LAWS(PVC)-1930-12-120

(INUGANTI) VENKATA MADHAVA RAO Vs. GARAPATI NARAYANAMURTY

Decided On December 17, 1930
VENKATA MADHAVA RAO Appellant
V/S
GARAPATI NARAYANAMURTY Respondents

JUDGEMENT

(1.) One Sobhanadri Rao obtained a mortgage decree for sale against Ramayya (respondent 3 here), brought the mortgaged property to sale and became auction- purchaser. After the auction but before confirmation of the sale respondents 1 and 2 here brought a suit for money, O.S. 89 of 1928, against Ramayya in the District Munsif's Court and obtained an attachment before judgment of the same property in this suit on 5 February 1928. On 6 February 1928 Ramayya sold the property to Madhava Rao (appellant here) and on 13 February 1928, having paid into Court what v as necessary under Order 21, Rule 89, Civil P. C, got the auction sale to Sobhanadri Rao cancelled. Madhava Rao then applied to the District Munsif for the raising of the attachment obtained by respondents 1 and 2, who by that time had got a decree in their suit but bad not applied for execution. The District Munsif held that their attachment was invalid and formally raised it. They then appealed to the Subordinate Judge, who remanded the petition to the District Munsif. Madhava Rao now appeals against that order of remand.

(2.) It is contended for Madhava Rao that no appeal lay to the Subordinate Judge against the District Munsif's order. Assuming, without deciding, that to be so, this appears to us to be a matter in which we ought to interfere in revision by petting the District Munsif's order aside on the principle of Sree Krishna. Doss v. Chandook Chand [1909] 82 Mad. 334 in order to prevent multiplicity of proceedings. If after the auction sale to Sobhanadri Rao and before its cancellation Ramayya had any saleable interest in the property, then the attachment obtainedby respondents 1 and 2, if properly made, was valid, and Ramayya's subsequent sale to Madhava Rao could have no effect against it. It is contended for Madhava Rao that Ramayya had no interest in the property at the date of his sale or at the date of the attachment, but that by virtue of Section 43, T. P. Act, after cancellation of the auction sale, Ramayya's title having revived, Madhava Rao gets the full benefit of that.
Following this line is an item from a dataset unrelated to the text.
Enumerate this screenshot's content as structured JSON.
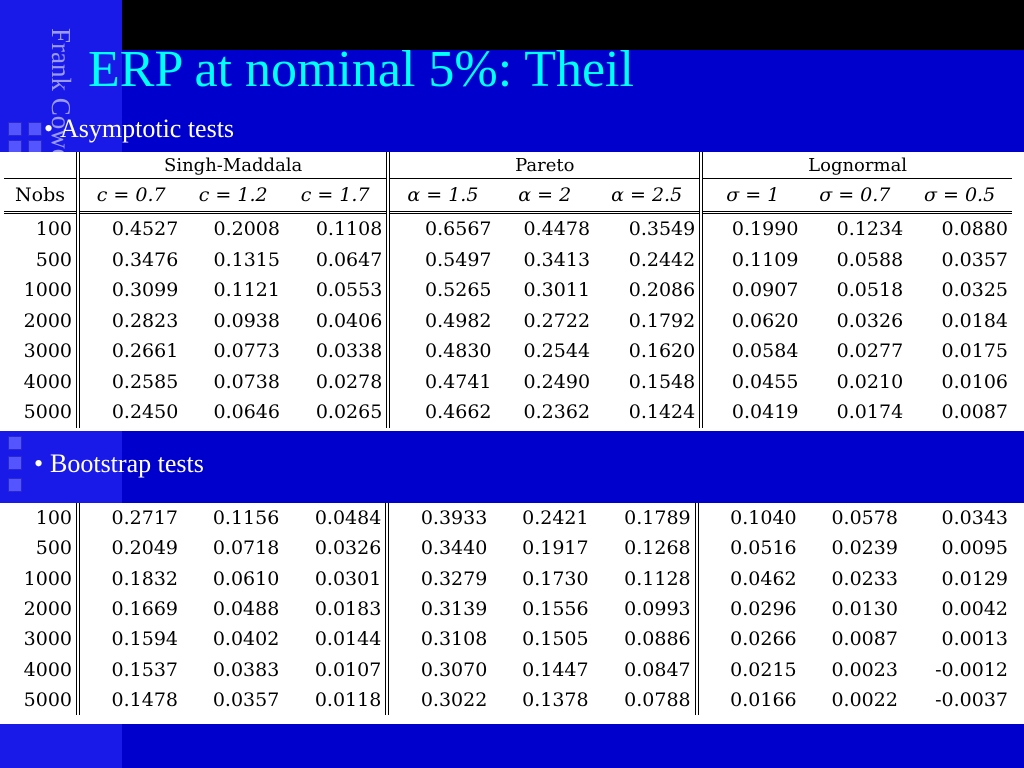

But the contention that Ramayya had no interest whatever in the property after the auction sale until its cancellation appears to us unsound. Oldfield, J., in Narasingerji Gyanagerji V/s. P. Parthasaradhi, A. I.R. 1921 Mad. 498 and Sundaram V/s. Mavsa Mavuthar A.I.R. 1921 Mad. 157 went so far as to regard the judgment-debtor as preserving his full ownership in such circumstances until the confirmation of the auction sale. In the latter case Kumaraswami Sastri, J., appears to have regarded the judgment debtor as retaining an interest which could be conveyed. However Rules 86 and 87, Order 21, Civil P.C., appear to indicate the meaning of the Code in this matter. If the auction-purchaser makes default in paying full purchase money, the property has to be sold again at his risk without re-attachments In those circumstances it is the judgment-debtor's interest which is sold, and that must be subsisting after the auction, and still subject to the attachment in cases in which attachment before sale is necessary, though under Section 65 Civil P.C., if the auction sale is confirmed, the auction-purchaser's title relates retrospectively to the date of the auction. In Venkataswami Naidu v. Guruswami Ayyar [1920] 55 I.C. 626, it was remarked that after the auction sale the judgment-debtor retained no interest which could he attached or sold, but we have ascertained from the records of that case that the sale had been confirmed.

(3.) As in this case it is clear in our opinion that Madhava Rao's purchase from Ramayya on 6 February 1928 gives him no ground for objecting to the attachment obtained by respondents 1 and 2 on 5 February 1928, if the attachment was properly effected, we set the District Munsif's order in C. M. P. 961 of 1928 on his file aside and direct him to hear the petition on the remaining questions raised in accordance with the order of the learned Subordinate Judge. We may remark that we are now adopting a course similar to that taken by Sadasiva Ayyar, J., in Chengalroya Chetti V/s. Raghava Ramanuja Doss [1919] 52 I.C. 569.